Definitely precarious! Very precarious! The government and councils have made drastic and exponential cuts to the funding for state schools, orchestras, ballet and opera companies, galleries, theatres and most alarmingly in education, across the board in all the arts, for more than 20 years now. Orchestras, opera and ballet companies, art galleries and theatres simply do not make a profit without huge subsidies and private sponsorship. Unfortunately, in our increasingly fast-paced world, classical art is poorly supported by the mainstream media. I remain very positive about the fantastic work, generosity of spirit, integrity and musical passion thatI find working with children and also amateur orchestras where music is made for music’s sake.

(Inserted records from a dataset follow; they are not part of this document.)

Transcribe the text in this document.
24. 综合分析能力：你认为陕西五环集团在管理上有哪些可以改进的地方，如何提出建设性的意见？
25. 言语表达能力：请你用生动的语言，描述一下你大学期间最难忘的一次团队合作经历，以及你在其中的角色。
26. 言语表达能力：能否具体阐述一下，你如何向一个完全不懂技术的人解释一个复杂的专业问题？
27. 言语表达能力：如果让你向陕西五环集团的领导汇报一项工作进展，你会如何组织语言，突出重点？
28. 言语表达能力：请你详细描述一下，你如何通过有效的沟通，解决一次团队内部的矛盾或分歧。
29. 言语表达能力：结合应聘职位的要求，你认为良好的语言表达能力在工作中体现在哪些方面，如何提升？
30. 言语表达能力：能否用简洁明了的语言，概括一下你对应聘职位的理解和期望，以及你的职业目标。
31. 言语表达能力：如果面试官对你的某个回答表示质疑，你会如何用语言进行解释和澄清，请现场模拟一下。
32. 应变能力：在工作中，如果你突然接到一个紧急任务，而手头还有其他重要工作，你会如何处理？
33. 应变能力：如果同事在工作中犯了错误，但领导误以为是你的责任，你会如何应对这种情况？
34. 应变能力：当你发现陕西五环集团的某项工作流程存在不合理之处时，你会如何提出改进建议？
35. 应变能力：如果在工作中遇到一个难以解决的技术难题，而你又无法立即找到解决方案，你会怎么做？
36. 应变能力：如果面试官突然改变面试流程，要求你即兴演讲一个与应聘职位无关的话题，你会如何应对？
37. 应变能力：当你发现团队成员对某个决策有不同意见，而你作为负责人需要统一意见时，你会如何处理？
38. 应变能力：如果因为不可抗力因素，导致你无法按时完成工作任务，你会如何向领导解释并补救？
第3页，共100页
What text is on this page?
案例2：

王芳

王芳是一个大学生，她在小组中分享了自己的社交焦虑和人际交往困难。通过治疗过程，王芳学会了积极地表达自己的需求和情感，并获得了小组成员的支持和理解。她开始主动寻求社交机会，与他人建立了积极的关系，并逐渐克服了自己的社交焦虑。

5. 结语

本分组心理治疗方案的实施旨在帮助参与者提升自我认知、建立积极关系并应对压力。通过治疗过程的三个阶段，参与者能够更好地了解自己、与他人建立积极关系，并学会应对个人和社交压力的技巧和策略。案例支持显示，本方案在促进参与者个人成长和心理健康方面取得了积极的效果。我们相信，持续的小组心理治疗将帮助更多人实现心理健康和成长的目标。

Your great-grandfather, British composer Sir Granville Bantock, was a prolific writer whose works are performed at the Proms. He was a friend of Elgar and Sibelius and he played a major role in the formation of the City of Birmingham Orchestra – the immediate precursor of the CBSO. Do you think that your newest charges, the CPSO, will be bringing any of your great-grandfather’s music to life with you as their Maestro?
Sir Granville also invited Sibelius to the UK as he was so impressed with his music and Sibelius dedicated his 3rd Symphony to Bantock, who was then Principal of the Birmingham Conservatoire (but you can read all this on Google…). To be honest, I always tried not to ‘ride on any coat tails’ whilst at music college not performing any of the Bantock works for ‘cello and preferred to find eclectic concertos and sonatas that were not being performed by my peers. As a conductor though, I have performed the Hebridean and Pagan Symphonies and Prometheus Unbound. I would love to do the epic and magnificent Song of Songs for Orchestra, Choir and Soloists and there are a considerable number of large-scale symphonic works which the CPSO might be tempted to try. I do prefer, however, for the choice of repertoire to be a collaborative process with programs that meet the needs of the musicians involved with stimulating and varied surprises along the way.